Существо было единственной формой жизни в этом мире. Оно возникло в глубинах минерального царства, рожденное чудовищными температурами и тектонической деятельностью. Целую вечность, показавшуюся ему единым мигом, оно растило свои осязательные щупальца, стремясь добраться до далекой планетной коры. Словно побеги дерева, щупальца поднимались к поверхности и свету, а Существо не покидало своей обители в ядре планеты. Щупальца пробивались сквозь неподатливые базальтовые пласты, пересекали заполненные магмой полости и слои руды.
Каждое щупальце подчинялось своему собственному мозгу, который самостоятельно мыслил и принимал решения. Добытая информация и знания об окружающем Существо мире передавались в главный мозг.
В базальте щупальца двигались медленно. Они не шли упрямо вверх и напролом, находя более легкий проход через трещины и пустоты, выбирая путь сквозь самую мягкую породу, на целые столетия забывая о прямой дороге к поверхности, чтобы затем рвануться к далекой цели быстрее и без помех.
Существо не знало, что такое голод, ибо любая частица окружающей его среды годилась ему в пищу — оно умело преобразовывать материю в нужную форму энергии. Оно не ведало страха и не имело врагов, поскольку было единственным обитателем этого мира.

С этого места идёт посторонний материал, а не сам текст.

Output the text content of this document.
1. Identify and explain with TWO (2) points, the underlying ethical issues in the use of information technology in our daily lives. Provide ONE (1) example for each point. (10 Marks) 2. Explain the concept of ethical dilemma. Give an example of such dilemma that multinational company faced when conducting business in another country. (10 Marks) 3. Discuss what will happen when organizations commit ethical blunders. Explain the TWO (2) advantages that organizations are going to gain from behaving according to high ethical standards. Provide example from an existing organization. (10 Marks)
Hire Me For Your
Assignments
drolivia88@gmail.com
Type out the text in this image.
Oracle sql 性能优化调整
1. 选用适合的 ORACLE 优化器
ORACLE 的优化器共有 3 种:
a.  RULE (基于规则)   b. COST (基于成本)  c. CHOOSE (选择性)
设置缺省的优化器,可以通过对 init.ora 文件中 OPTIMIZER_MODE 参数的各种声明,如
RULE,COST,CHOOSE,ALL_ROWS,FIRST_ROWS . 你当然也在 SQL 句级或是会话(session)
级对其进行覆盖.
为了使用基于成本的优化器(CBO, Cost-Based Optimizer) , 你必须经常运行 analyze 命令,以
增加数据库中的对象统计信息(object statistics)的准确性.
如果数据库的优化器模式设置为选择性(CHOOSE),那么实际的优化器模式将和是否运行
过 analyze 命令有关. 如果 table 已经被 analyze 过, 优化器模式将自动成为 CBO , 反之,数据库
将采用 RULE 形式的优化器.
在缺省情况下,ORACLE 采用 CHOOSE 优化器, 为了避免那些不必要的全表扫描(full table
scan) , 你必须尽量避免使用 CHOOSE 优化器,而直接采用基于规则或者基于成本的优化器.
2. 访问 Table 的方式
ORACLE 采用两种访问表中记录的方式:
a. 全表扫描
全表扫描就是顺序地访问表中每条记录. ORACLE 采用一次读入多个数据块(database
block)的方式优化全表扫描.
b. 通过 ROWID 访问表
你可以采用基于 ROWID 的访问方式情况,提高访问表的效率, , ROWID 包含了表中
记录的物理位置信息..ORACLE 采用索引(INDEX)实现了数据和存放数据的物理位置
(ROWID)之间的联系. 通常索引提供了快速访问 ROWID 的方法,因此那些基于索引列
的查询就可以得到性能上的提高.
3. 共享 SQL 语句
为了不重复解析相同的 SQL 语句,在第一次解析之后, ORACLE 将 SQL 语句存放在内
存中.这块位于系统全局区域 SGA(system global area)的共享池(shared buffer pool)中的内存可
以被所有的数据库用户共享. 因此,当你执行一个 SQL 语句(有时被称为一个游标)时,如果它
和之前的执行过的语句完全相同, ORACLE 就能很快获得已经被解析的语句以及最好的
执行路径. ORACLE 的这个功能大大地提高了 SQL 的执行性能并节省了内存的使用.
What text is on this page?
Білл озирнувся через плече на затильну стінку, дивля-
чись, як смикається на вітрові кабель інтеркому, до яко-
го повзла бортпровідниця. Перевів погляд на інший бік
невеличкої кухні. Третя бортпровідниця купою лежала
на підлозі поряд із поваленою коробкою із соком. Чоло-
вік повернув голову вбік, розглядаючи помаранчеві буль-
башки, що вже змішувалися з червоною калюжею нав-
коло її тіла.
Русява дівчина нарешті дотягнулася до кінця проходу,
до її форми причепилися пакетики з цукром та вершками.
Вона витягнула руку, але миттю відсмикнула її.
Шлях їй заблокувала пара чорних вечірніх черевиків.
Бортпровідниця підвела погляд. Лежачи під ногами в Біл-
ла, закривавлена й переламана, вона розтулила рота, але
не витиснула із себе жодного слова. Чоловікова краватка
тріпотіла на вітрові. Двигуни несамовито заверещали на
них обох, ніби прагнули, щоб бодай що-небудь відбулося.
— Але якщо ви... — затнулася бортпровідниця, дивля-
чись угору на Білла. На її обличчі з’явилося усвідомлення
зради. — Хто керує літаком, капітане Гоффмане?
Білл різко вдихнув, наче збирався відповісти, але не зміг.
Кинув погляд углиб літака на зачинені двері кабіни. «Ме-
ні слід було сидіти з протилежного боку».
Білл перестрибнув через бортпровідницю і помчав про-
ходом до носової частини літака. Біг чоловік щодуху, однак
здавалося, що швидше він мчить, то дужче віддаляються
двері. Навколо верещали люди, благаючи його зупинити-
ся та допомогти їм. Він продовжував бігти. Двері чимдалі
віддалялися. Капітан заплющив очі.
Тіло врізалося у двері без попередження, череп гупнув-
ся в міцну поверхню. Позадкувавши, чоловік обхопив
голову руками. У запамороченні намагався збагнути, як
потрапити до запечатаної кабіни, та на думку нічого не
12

Всю жизнь Существо занималось размышлениями и анализировало информацию, поступающую от щупалец-разведчиков.
Оно знало, что некоторые из них, те, чей путь был самым легким, довольно близко подобрались к новой среде — Существо ощущало быстрые изменения. Но торопиться было некуда, ибо оно не подозревало о существовании времени, а исследовательская деятельность была естественной функцией организма, без малейшей примеси любознательности. Существо росло…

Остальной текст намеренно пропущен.